Angles in a LandscapeBright Light Fine Art
Learning the concepts
An important concept in painting landscapes is good design. According to John F. Carlson, in order to achieve this, there should be four values in the painting. These values, in turn, influence three planes: the horizontal, the angles, and the vertical. In each plane there are masses such as the ground (horizontal), a hill, (angles) and a tree (vertical), whose values are assigned based on their levels of exposure to light. The artist’s job is to create shapes out of these masses based on their value.

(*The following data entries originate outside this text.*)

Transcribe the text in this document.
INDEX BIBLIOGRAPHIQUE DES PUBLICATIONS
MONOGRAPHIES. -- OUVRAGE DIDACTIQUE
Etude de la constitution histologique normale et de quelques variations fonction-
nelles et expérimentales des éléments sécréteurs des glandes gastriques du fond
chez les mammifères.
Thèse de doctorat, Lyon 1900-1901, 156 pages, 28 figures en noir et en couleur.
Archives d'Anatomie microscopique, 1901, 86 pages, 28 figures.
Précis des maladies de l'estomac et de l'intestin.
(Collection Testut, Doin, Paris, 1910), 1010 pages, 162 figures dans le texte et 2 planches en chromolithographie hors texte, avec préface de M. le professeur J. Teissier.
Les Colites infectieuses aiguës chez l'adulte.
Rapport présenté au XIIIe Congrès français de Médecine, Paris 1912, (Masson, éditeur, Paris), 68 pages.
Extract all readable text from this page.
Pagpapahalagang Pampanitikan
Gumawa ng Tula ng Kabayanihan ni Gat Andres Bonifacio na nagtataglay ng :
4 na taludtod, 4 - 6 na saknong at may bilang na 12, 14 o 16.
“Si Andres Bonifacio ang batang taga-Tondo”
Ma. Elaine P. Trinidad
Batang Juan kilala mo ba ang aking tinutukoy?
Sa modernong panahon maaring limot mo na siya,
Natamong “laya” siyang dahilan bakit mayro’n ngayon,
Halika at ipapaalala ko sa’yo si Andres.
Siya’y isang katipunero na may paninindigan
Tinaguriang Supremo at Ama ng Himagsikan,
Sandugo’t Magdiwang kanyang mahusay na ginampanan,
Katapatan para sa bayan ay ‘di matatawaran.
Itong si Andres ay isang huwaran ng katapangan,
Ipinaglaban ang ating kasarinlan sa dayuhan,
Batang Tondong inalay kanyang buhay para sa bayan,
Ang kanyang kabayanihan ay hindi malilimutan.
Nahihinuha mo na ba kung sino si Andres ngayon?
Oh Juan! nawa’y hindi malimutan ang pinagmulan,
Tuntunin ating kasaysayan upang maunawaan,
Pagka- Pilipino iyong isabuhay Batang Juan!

In his book, Carlson’s Guide to Landscape Painting, Carlson calls this process “The Theory of Angles.” The first value is the sky, which is the source of light, and therefore always the lightest value in the landscape, whether on a clear blue day or an overcast grey day. The next value is the ground, which receives the most light from the sky. The third value is the slanting plane, such as hills or mountains, which have a semi-dark value somewhere between that of the trees and the ground. The darkest value are the trees because they are perpendicular to the ground.
Because the masses in the landscape may possess some variation in value, they can appear to straddle two planes. For example, there might be light on the trees, making their value similar to that of the meadow. However, these seeming half-steps of value within each large plane are where they belong–light falling on a tree still belongs to the vertical plane.
Plein air painting is direct painting from the scenery that surrounds the artist. One is immersed in and absorbed by the beauty. Painting the elements found in nature helps develop visual acuity; observing rock formations, the clouds, the sea, the mountains, tree formations, etc., are vital to the study of landscape painting. Many landscape artists do small sketches on location and bring them to the studio. This enables them to first analyze the light source and break down the value of the planes. Therefore, it is good practice to keep a sketch book on hand. A sketch can be turned into a painting in the studio.
Paintings are not usually poor because they lack detail or subject matter, but rather the opposite. Bad paintings are usually so overloaded with useless details that the essentials are obliterated. To avoid this, be sure that the details within the elements conform to their given values within each plane or the painting can become visually cluttered.
As always, there are some exceptions to the theory of angles. The student, after understanding the general rule, will be better equipped to make the necessary adjustments. The habit of analyzing the weight or value of any mass will prove invaluable and prepare the artist for unexpected and unusual circumstances.